What if Google buys Adobe and decides CS6 will only come out on google chrome and Flash will only support Android? Apple and all developers that target iPhone OS get left in the dust!

Let’s face it, we always have a choice of mobile phones but when it comes to graphics applications, Adobe is a very strong monopoly. I’d be cautious siding with them on an issue such as this. It may not end well. How much is the web premium suite again? Do you think we would have to pay that much if Adobe and Macromedia never merged?

Adobe is a behemoth. IPhone devs may not be able to use Flash but I’ll bet my last dollar that 99.9999999876% of all graphic content you’ll see on Apple, Sony, Microsoft, Palm & Android devices as well as the web will be created using Adobe’s tools. Isn’t that enough?

I don't necessarily have an issue with Adobe's goal of making flash an indispensable tool but I do think that a lot of comments in the blogosphere wrongly suggest that Adobe may have altruistic motives. Adobe's goal isn't to give developers choice; it is to maintain and extend the dominance Flash currently enjoys. Apple's goal isn't to limit developers choice but rather to ensure that their platform doesn't become just another deployment target for Flash.

Consider the following:
If a developer uses Flash, who becomes responsible for performance tuning? The developer or Flash?
My guess is Flash.

If Flash achieves 65% penetration into the iPhone development market?
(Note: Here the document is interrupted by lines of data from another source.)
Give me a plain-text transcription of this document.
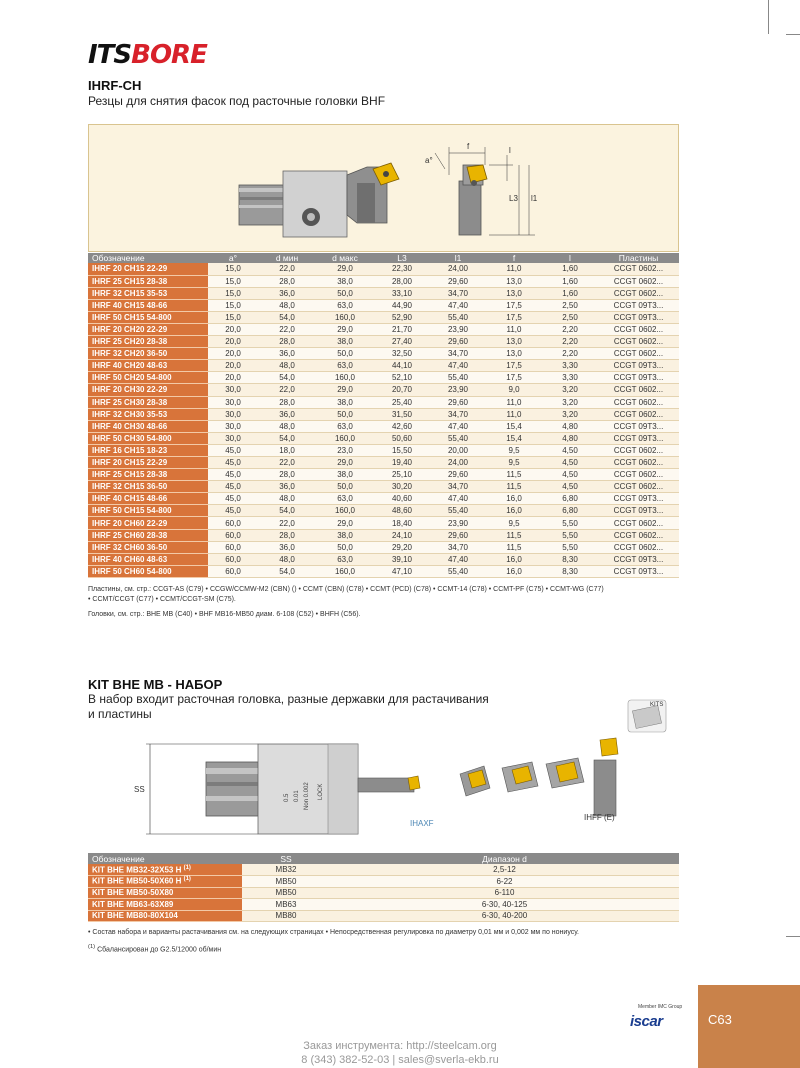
ITSBORE
IHRF-CH
Резцы для снятия фасок под расточные головки BHF
f
a°
l
L3 l1
Обозначение	a°	d мин	d макс	L3	l1	f	l	Пластины
IHRF 20 CH15 22-29	15,0	22,0	29,0	22,30	24,00	11,0	1,60	CCGT 0602...
IHRF 25 CH15 28-38	15,0	28,0	38,0	28,00	29,60	13,0	1,60	CCGT 0602...
IHRF 32 CH15 35-53	15,0	36,0	50,0	33,10	34,70	13,0	1,60	CCGT 0602...
IHRF 40 CH15 48-66	15,0	48,0	63,0	44,90	47,40	17,5	2,50	CCGT 09T3...
IHRF 50 CH15 54-800	15,0	54,0	160,0	52,90	55,40	17,5	2,50	CCGT 09T3...
IHRF 20 CH20 22-29	20,0	22,0	29,0	21,70	23,90	11,0	2,20	CCGT 0602...
IHRF 25 CH20 28-38	20,0	28,0	38,0	27,40	29,60	13,0	2,20	CCGT 0602...
IHRF 32 CH20 36-50	20,0	36,0	50,0	32,50	34,70	13,0	2,20	CCGT 0602...
IHRF 40 CH20 48-63	20,0	48,0	63,0	44,10	47,40	17,5	3,30	CCGT 09T3...
IHRF 50 CH20 54-800	20,0	54,0	160,0	52,10	55,40	17,5	3,30	CCGT 09T3...
IHRF 20 CH30 22-29	30,0	22,0	29,0	20,70	23,90	9,0	3,20	CCGT 0602...
IHRF 25 CH30 28-38	30,0	28,0	38,0	25,40	29,60	11,0	3,20	CCGT 0602...
IHRF 32 CH30 35-53	30,0	36,0	50,0	31,50	34,70	11,0	3,20	CCGT 0602...
IHRF 40 CH30 48-66	30,0	48,0	63,0	42,60	47,40	15,4	4,80	CCGT 09T3...
IHRF 50 CH30 54-800	30,0	54,0	160,0	50,60	55,40	15,4	4,80	CCGT 09T3...
IHRF 16 CH15 18-23	45,0	18,0	23,0	15,50	20,00	9,5	4,50	CCGT 0602...
IHRF 20 CH15 22-29	45,0	22,0	29,0	19,40	24,00	9,5	4,50	CCGT 0602...
IHRF 25 CH15 28-38	45,0	28,0	38,0	25,10	29,60	11,5	4,50	CCGT 0602...
IHRF 32 CH15 36-50	45,0	36,0	50,0	30,20	34,70	11,5	4,50	CCGT 0602...
IHRF 40 CH15 48-66	45,0	48,0	63,0	40,60	47,40	16,0	6,80	CCGT 09T3...
IHRF 50 CH15 54-800	45,0	54,0	160,0	48,60	55,40	16,0	6,80	CCGT 09T3...
IHRF 20 CH60 22-29	60,0	22,0	29,0	18,40	23,90	9,5	5,50	CCGT 0602...
IHRF 25 CH60 28-38	60,0	28,0	38,0	24,10	29,60	11,5	5,50	CCGT 0602...
IHRF 32 CH60 36-50	60,0	36,0	50,0	29,20	34,70	11,5	5,50	CCGT 0602...
IHRF 40 CH60 48-63	60,0	48,0	63,0	39,10	47,40	16,0	8,30	CCGT 09T3...
IHRF 50 CH60 54-800	60,0	54,0	160,0	47,10	55,40	16,0	8,30	CCGT 09T3...
Пластины, см. стр.: CCGT-AS (C79) • CCGW/CCMW-M2 (CBN) () • CCMT (CBN) (C78) • CCMT (PCD) (C78) • CCMT-14 (C78) • CCMT-PF (C75) • CCMT-WG (C77)
• CCMT/CCGT (C77) • CCMT/CCGT-SM (C75).
Головки, см. стр.: BHE MB (C40) • BHF MB16-MB50 диам. 6-108 (C52) • BHFH (C56).
KIT BHE MB - НАБОР
В набор входит расточная головка, разные державки для растачивания
и пластины
SS
0.5 0.01 Non 0.002 LOCK
IHAXF
IHFF (E)
KITS
Обозначение	SS	Диапазон d
KIT BHE MB32-32X53 H $^{(1)}$	MB32	2,5-12
KIT BHE MB50-50X60 H $^{(1)}$	MB50	6-22
KIT BHE MB50-50X80	MB50	6-110
KIT BHE MB63-63X89	MB63	6-30, 40-125
KIT BHE MB80-80X104	MB80	6-30, 40-200
• Состав набора и варианты растачивания см. на следующих страницах • Непосредственная регулировка по диаметру 0,01 мм и 0,002 мм по нониусу.
$^{(1)}$ Сбалансирован до G2.5/12000 об/мин
Member IMC Group
iscar	C63
Заказ инструмента: http://steelcam.org
8 (343) 382-52-03 | sales@sverla-ekb.ru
Who becomes responsible for how efficient Flash generated byte code runs on iPhone?
My guess is Apple because end users will not attribute sucky performance to Adobe but to Apple.

Both companies are right so there really is no need for Adobe evangelists to pretend this is a fight about open vs closed.

I bet the blogs on here will have a totally different tone if MS/Google/Apple release free tools that allow developers to deploy their apps as Flash files. We will not hear all the clamoring for choice on the developers behalf.

Reply Score: 1

JAlexoid Member since:
2009-05-19

Civilian reply in Adobes blog

Adobe is a behemoth. IPhone devs may not be able to use Flash but I’ll bet my last dollar that 99.9999999876% of all graphic content you’ll see on Apple, Sony, Microsoft, Palm & Android devices as well as the web will be created using Adobe’s tools. Isn’t that enough?


You should accept his bet, and take all of his money. Since his bet it that there will be only 2 applications out of 10 billion apps. iPhone will never have that many applications.